Info Terkini

10/recent/ticker-posts

Buah Simalakama Kemenangan JR Saragih-Amran Sinaga

JR Saragih dan Amran Sinaga
Buah Simalakama Kemenangan JR Saragih-Amran Sinaga
BERITASIMALUNGUN.COM, Jakarta-Kasus Pemilihan Kepala Daerah (Pilkada) Simalungun benar-benar unik. Pasalnya, setelah sempat dicoret dan pemungutan suara akhirnya dilaksanakan, tetap masih tersisa satu persoalan meski hasilnya diketahui pasangan JR Saragih-Amran Sinaga meraih suara terbanyak.

Pemerintah menurut Menteri Dalam Negeri (Mendagri) Tjahjo Kumolo, tidak dapat melantik pasangan yang terbukti berstatus sebagai terpidana. Apalagi Amran diketahui telah berstatus terpidana jauh sebelum proses pemungutan suara dilakukan.

“Jadi kalau sudah terpidana, status hukumnya final dan mengikat, itu tidak bisa dilantik. Kalau sebelumnya (saat proses pemilihan,red) masih terdakwa itu masih memungkinkan. Karena putusan hukumnya belum berkekuatan hukum final,” ujar Mendagri Tjahjo Kumolo di Serang, Banten, Senin (15/2/2016).

Menurut Tjahjo, kasus Simalungun berbeda dengan kasus kepala daerah terpilih Tomohon, Sulawesi Utara beberapa waktu lalu. Bedanya, Amran tetap maju sebagai calon wakil berpasangan dengan JR Saragih, meski sejak awal telah ditetapkan sebagai terpidana. Sementara pada kasus Tomohon, kepala daerah terpilih masih berstatus terdakwa.


“Jadi kasusnya berbeda, kalau dulu pernah dilantik di penjara, itu karena belum ada kekuatan hukum tetap. Kalau ini sudah final. Ini jadi pertanyaan, kenapa dulu bisa lolos (maju sebagai pasangan calon,red),” ujarnya.

Sayangnya mantan Sekjen DPP PDI Perjuangan ini belum memberi keterangan solusi apa yang dapat dilakukan menghadapi kondisi hasil Pilkada Simalungun. Ia hanya menyatakan dalam hal ini pemerintah tidak bisa disalahkan, karena demikian peraturan perundang-undangan yang berlaku.

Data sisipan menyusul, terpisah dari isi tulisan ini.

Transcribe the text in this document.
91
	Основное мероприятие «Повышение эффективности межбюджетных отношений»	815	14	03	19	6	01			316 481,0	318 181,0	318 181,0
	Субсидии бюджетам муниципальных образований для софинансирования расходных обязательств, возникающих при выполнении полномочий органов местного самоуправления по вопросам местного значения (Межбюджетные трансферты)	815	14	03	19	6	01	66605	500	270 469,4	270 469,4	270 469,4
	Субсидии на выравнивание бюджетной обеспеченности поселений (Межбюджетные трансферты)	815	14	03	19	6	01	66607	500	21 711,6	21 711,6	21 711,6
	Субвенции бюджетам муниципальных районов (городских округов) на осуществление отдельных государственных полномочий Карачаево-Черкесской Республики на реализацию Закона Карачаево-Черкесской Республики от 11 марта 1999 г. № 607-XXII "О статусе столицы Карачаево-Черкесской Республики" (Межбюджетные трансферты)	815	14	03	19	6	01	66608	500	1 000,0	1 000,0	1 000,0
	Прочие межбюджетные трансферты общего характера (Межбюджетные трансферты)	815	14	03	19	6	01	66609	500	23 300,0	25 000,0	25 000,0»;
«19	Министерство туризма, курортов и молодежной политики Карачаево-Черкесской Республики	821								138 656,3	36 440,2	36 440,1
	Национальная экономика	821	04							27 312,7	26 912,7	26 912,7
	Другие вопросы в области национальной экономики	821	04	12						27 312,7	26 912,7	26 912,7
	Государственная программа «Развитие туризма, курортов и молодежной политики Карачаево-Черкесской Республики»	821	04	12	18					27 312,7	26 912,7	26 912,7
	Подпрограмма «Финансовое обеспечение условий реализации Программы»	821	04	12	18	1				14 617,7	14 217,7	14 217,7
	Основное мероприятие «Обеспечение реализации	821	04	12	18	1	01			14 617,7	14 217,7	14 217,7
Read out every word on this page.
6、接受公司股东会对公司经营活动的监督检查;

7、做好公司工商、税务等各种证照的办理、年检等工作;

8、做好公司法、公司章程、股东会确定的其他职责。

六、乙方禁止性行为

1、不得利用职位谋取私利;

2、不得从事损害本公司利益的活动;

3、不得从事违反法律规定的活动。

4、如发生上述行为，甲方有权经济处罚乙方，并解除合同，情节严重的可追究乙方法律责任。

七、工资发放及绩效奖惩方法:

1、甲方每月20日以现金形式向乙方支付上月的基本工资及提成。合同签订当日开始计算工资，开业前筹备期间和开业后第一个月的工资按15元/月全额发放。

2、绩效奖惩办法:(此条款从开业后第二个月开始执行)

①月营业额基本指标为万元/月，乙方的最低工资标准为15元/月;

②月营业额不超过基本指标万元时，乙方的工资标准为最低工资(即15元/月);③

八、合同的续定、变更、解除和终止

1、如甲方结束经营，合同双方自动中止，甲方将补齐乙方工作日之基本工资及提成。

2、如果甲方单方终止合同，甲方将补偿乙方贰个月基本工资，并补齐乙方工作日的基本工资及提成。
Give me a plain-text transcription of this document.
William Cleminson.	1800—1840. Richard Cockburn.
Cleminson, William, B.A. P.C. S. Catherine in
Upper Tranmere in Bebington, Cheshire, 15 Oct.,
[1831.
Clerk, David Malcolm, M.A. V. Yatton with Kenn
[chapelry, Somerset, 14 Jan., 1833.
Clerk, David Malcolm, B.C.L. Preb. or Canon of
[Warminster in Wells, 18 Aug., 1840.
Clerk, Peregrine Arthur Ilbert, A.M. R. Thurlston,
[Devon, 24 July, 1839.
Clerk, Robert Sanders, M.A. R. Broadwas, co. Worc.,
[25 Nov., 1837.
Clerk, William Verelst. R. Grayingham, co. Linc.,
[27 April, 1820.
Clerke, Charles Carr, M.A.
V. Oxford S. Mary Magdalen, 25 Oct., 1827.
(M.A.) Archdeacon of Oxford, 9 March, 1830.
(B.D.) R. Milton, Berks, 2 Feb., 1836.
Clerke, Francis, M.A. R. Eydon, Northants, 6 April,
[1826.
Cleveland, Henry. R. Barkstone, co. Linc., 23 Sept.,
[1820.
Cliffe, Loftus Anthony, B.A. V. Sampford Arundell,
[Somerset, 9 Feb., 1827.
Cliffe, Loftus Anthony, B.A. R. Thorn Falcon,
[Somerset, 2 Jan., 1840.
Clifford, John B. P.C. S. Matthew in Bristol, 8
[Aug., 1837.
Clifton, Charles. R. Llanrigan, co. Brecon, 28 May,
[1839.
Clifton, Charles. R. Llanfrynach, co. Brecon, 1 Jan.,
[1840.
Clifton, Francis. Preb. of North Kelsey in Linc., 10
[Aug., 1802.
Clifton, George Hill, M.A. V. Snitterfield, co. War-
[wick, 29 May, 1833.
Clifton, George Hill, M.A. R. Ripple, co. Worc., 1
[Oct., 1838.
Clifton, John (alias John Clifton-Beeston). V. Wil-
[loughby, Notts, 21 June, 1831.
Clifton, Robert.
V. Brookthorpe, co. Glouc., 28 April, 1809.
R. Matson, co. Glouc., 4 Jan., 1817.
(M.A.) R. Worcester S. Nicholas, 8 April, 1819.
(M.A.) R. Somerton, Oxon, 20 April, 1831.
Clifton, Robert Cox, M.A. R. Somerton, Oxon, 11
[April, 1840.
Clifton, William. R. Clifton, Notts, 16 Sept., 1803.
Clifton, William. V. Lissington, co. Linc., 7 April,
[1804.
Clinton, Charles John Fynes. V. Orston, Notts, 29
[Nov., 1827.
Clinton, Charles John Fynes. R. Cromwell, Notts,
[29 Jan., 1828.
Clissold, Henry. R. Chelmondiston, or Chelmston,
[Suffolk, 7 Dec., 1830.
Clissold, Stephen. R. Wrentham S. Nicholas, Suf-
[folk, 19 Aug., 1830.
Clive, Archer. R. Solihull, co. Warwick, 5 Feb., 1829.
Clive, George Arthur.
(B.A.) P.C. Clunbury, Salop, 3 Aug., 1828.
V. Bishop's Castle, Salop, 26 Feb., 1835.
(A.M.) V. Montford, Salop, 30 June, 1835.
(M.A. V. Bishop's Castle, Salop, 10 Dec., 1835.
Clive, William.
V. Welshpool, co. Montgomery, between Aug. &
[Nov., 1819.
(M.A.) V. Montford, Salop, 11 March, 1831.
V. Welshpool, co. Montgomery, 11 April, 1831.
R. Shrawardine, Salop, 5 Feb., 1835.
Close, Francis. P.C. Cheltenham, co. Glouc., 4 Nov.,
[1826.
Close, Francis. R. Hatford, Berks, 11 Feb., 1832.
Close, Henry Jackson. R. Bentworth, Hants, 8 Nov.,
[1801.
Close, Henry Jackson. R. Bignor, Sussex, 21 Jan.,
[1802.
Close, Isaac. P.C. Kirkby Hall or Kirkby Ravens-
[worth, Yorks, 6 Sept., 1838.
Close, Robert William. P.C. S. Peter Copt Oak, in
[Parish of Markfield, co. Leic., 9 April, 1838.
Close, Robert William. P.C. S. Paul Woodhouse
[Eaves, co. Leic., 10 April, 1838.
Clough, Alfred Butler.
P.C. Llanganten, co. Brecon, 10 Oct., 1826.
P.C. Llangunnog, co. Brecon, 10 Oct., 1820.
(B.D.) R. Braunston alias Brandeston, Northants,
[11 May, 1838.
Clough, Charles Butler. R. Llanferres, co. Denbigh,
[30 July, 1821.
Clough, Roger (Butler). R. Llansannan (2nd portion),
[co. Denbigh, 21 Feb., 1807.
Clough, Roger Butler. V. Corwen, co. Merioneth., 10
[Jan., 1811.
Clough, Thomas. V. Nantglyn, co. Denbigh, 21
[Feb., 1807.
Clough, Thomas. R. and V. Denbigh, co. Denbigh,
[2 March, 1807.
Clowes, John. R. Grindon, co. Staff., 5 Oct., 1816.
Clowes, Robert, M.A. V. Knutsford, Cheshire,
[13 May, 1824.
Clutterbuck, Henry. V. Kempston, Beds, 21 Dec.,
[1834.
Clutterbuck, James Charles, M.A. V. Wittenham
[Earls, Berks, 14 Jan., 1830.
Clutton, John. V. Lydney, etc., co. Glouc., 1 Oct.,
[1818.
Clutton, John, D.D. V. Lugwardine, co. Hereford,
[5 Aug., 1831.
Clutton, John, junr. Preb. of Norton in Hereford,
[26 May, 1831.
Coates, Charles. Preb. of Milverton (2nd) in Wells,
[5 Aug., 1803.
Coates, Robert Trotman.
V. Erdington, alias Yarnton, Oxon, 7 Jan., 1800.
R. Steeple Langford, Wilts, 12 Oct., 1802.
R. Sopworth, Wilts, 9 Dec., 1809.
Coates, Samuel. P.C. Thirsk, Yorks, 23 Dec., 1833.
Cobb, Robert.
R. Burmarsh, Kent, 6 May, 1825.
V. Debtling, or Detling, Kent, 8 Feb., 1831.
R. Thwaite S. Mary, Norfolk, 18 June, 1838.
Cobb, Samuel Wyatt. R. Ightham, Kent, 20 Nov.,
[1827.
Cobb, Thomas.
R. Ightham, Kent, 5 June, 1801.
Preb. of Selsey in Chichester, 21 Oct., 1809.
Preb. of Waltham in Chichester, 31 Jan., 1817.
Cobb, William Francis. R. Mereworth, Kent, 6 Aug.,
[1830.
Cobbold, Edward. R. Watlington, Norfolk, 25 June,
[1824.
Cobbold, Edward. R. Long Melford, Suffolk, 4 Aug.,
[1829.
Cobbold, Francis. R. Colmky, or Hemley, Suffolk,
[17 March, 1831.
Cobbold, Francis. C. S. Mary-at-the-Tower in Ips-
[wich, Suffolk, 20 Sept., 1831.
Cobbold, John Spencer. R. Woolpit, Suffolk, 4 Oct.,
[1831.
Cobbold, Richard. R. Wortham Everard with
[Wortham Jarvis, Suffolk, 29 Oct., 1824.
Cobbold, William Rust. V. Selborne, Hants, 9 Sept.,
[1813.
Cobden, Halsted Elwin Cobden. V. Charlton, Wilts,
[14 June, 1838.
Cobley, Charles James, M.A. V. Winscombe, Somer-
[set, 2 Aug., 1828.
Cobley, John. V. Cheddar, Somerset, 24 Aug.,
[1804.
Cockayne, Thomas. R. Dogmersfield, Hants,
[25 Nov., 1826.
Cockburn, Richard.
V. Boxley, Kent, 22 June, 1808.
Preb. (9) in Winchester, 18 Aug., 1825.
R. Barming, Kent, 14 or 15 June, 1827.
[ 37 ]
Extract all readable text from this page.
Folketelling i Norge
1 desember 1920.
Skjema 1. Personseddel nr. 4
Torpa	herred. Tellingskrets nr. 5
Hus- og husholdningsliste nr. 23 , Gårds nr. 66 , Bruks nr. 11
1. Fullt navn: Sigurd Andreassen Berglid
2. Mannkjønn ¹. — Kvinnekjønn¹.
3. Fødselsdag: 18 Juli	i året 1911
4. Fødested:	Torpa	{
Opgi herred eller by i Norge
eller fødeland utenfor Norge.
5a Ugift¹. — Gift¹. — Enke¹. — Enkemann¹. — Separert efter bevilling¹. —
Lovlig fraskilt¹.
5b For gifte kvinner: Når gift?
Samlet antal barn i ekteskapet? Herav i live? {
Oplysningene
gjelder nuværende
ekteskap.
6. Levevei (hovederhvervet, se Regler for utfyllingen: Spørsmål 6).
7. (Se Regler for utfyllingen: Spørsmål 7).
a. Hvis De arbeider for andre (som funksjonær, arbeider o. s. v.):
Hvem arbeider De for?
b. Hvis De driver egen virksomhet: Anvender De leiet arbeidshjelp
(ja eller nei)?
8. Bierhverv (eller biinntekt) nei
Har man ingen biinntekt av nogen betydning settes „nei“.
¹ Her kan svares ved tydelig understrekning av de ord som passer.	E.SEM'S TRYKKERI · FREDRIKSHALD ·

“Jadi jangan salahkan pemerintah, salahkan partai pengusungnya dulu. Kenapa bisa lolos padahal status hukum (calon wakil,red) sudah berkekuatan hukum final,” ujarnya.

Atas penjelasan Tjahjo, Sekjen Partai Demokrat Hinca Pandjaitan menanggapinya dengan santai. Petinggi partai pengusung tunggal pasangan JR-Amran ini mengemukakan, bahwa harus dibedakan antara rezim hukum pidana yang dialami Amran, dengan rezim hukum pilkada.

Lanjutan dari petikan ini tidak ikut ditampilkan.